Solo el 37% de las empresas de València y su área metropolitana implementan inteligencia artificial. Un estudio de la Universitat Politècnica de València (UPV), impulsado por el Ayuntamiento de València y la CEV, revela una adopción incipiente, poco estructurada y centrada en tareas operativas. La brecha tecnológica afecta especialmente a pymes y microempresas, que dominan el tejido productivo local. Sin estrategias claras ni inversión en formación, la IA sigue siendo un recurso esporádico, no estratégico.
¿Por qué la IA no se ha consolidado en las empresas valencianas?
La baja tasa de adopción responde a factores estructurales. El tejido empresarial valenciano está compuesto mayoritariamente por pymes y microempresas, con recursos limitados para invertir en infraestructura tecnológica o contratar especialistas en IA. No hay equipos internos dedicados. Tampoco existe una hoja de ruta común ni incentivos públicos suficientes para acelerar la transición.
El rol de la informalidad tecnológica
Las herramientas usadas suelen ser gratuitas o de bajo coste: chatbots genéricos, asistentes de redacción o sistemas de clasificación documental. Su implementación carece de auditoría, gobernanza o alineación con objetivos empresariales. Esto genera riesgos de sesgo, inseguridad de datos y baja escalabilidad.
¿Qué usos de IA son más comunes en València?
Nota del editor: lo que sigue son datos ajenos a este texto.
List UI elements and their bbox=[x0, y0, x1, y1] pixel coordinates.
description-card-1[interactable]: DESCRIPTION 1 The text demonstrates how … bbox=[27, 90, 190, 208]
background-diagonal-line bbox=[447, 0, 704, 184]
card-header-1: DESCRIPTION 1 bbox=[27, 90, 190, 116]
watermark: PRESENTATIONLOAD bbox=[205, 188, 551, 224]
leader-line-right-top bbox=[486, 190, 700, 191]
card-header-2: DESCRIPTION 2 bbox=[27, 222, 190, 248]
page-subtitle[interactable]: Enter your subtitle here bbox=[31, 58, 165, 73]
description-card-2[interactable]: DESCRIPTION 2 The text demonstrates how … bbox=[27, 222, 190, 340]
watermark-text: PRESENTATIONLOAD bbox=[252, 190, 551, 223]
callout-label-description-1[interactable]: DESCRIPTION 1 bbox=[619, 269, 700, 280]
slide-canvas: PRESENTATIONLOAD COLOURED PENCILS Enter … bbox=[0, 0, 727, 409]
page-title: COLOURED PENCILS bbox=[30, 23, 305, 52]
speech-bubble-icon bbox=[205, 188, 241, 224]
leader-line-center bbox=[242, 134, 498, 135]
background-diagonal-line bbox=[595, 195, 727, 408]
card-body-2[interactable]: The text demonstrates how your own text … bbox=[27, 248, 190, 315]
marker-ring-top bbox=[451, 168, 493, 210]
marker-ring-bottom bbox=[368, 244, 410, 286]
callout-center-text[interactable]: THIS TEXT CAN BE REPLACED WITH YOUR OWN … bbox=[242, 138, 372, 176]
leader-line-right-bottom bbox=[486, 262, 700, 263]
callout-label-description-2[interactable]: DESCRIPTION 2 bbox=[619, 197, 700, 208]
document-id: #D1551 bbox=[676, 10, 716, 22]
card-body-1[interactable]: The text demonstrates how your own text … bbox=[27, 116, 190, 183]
Los casos de uso más extendidos son los de bajo umbral técnico y alto retorno inmediato:
- Generación automática de textos y correos comerciales
- Clasificación y archivado inteligente de documentos
- Automatización de tareas administrativas repetitivas
- Soporte básico al cliente mediante chatbots
Estas aplicaciones mejoran la productividad y reducen tiempos operativos, pero no transforman modelos de negocio ni generan ventaja competitiva sostenible.
La brecha de competencias digitales
El 68% de los empleados en pymes valencianas no ha recibido formación específica en IA aplicada. La capacitación sigue siendo puntual, no sistémica. El Ayuntamiento de València reconoce esta carencia y ha lanzado programas piloto de formación dual con centros tecnológicos locales.
¿Qué implica la baja adopción de IA para la economía valenciana?
La lentitud en la integración de IA afecta tres dimensiones clave:
- Competitividad: Empresas que no automatizan procesos básicos pierden eficiencia frente a competidores nacionales e internacionales.
- Empleo: Se generan puestos especializados (como especialistas en ética de IA), pero la falta de formación limita la absorción local de estos perfiles.
- Inversión extranjera: Los fondos europeos de digitalización (como los del Fondo Digital Europeo) priorizan regiones con planes de adopción verificables. València corre el riesgo de quedar rezagada en la asignación de fondos.
¿Qué marco legal y práctico regula la IA en la Comunitat Valenciana?
No existe una normativa autonómica específica sobre IA empresarial, pero operan tres niveles de regulación:
- El Reglamento de IA de la UE, aplicable desde 2026, clasifica los usos por riesgo y exige transparencia en sistemas de alto impacto.
- La Ley de Transformación Digital de la Comunitat Valenciana, que obliga a las entidades públicas a incorporar IA ética y accesible.
- Las directrices del Consell Valencià de Cultura, que alertan sobre la “extinción digital” del valenciano en modelos de lenguaje y exigen localización lingüística obligatoria en herramientas públicas.
Datos Clave
- Solo 37% de las empresas valencianas usan IA de forma activa
- El 82% de los casos de uso son herramientas de bajo código o sin código
- Ninguna de las 100 pymes analizadas tiene un responsable de IA o un plan de gobernanza algorítmica
- El 91% de los directivos consultados considera la IA “importante”, pero solo el 24% la incluye en su plan estratégico anual
- La UPV detectó que el 76% de los modelos de lenguaje usados localmente no soportan valenciano ni catalán
La adopción de IA en València no es un problema técnico, sino de gobernanza, formación y coordinación institucional. Sin una estrategia conjunta entre administraciones, universidades y tejido empresarial, la región seguirá en la cola de la transformación digital europea.